You need to pick up the pace by eating smaller meals more often. Try 5-6 meals a day every 3 hours. Increase your cardio exercise by 10-15 minutes and make sure your weight training program is also consistent.
Lean Mass Down, Body Fat Down
Losing Lean Mass is fine if it is a few tenths, especially if it is initially. If this continues to happen several weeks into measuring your body fat, then you are losing muscle tissue. This is because you are not eating enough calories to maintain the muscle that is getting broken down in your daily physical routine. Increase your daily calories by 100-200 calories for a week and see if there is progress. Continue to add calories weekly until you at least maintain your lean mass.
Lean Mass Up, Body Fat Up
This is something I can do really easily. Adding body fat is often done by large athletes to bulk up in order to “prep your body” for more muscle. I don’t necessarily agree with it. Often this happens not only when you have a caloric surplus, but you also are eating high fat or refined sugar junk food. Add more cardio and cut calories by 100-200 daily each week until you at least level out at a certain Lean Body Mass.

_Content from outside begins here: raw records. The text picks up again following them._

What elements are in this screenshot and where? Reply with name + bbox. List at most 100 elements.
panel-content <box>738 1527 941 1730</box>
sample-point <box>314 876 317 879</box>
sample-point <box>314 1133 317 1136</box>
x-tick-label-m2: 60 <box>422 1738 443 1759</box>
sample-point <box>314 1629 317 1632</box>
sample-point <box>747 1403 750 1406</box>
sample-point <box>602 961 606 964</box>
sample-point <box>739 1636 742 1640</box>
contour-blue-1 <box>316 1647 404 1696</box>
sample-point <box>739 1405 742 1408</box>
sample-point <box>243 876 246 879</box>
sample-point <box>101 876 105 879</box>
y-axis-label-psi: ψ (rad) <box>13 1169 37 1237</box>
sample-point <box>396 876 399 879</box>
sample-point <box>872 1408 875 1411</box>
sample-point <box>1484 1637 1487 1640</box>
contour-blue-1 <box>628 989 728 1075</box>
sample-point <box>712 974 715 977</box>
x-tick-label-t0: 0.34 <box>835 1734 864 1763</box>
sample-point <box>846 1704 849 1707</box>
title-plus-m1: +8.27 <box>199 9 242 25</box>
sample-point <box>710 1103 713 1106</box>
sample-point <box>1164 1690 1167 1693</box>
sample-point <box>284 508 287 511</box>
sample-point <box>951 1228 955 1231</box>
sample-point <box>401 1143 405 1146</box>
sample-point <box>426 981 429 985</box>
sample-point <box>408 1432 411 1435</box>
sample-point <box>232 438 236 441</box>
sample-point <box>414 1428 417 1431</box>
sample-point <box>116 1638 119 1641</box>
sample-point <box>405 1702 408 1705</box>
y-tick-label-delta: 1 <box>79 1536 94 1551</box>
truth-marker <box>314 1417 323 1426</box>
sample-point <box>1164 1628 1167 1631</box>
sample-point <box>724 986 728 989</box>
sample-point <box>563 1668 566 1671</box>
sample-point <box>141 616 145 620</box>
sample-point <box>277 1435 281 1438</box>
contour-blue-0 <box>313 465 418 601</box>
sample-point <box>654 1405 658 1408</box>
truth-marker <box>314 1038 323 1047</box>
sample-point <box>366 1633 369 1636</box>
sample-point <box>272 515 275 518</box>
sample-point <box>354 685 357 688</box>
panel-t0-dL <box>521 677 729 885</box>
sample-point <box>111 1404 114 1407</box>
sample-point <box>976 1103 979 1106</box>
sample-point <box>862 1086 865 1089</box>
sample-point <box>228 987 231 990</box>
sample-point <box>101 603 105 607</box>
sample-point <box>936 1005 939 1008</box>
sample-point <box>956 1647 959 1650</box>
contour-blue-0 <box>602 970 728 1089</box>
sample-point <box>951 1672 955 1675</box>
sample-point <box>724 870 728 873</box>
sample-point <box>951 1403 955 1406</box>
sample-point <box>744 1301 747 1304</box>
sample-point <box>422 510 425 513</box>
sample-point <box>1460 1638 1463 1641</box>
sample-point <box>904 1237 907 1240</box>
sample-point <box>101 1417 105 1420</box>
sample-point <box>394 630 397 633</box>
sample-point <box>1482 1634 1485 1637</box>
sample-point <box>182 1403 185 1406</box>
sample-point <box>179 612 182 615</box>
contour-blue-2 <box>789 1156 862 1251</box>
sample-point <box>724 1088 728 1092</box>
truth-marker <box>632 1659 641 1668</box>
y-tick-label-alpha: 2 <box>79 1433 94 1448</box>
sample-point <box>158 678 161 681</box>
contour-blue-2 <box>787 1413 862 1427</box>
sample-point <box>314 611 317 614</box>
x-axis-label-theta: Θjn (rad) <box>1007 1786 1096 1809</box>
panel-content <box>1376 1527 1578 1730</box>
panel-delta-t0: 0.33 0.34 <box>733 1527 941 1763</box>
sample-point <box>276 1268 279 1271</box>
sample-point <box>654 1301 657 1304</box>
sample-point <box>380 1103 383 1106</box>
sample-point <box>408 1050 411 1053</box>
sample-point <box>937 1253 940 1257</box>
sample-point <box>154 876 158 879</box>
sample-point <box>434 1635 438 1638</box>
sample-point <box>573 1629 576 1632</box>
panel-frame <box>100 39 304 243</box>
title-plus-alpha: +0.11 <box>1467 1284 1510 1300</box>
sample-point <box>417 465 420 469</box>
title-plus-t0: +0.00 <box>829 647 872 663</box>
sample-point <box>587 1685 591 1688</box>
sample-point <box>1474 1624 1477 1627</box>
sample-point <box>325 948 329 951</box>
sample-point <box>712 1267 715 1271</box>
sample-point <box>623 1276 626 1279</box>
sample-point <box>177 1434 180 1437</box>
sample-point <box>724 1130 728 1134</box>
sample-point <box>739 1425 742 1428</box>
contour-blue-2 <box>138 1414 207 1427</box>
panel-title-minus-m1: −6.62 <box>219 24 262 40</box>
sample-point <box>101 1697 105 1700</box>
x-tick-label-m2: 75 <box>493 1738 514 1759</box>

This is a process and there is probably not going to be a “fast muscle building diet” you find. You can’t cut corners. This is going to be a muscle building diet for men and women that will require patience and learning.
The important thing is that as you develop your understanding of the different methods you can use, it will eventually become instinctual to the point where you know when you need more calories, what type of calories, or what type of fitness.
You will also figure out certain foods you can get away with or foods you should include that you didn’t anticipate. It is always a trade off. You have to learn what pleases your body. When you have that science nailed down…stick to it.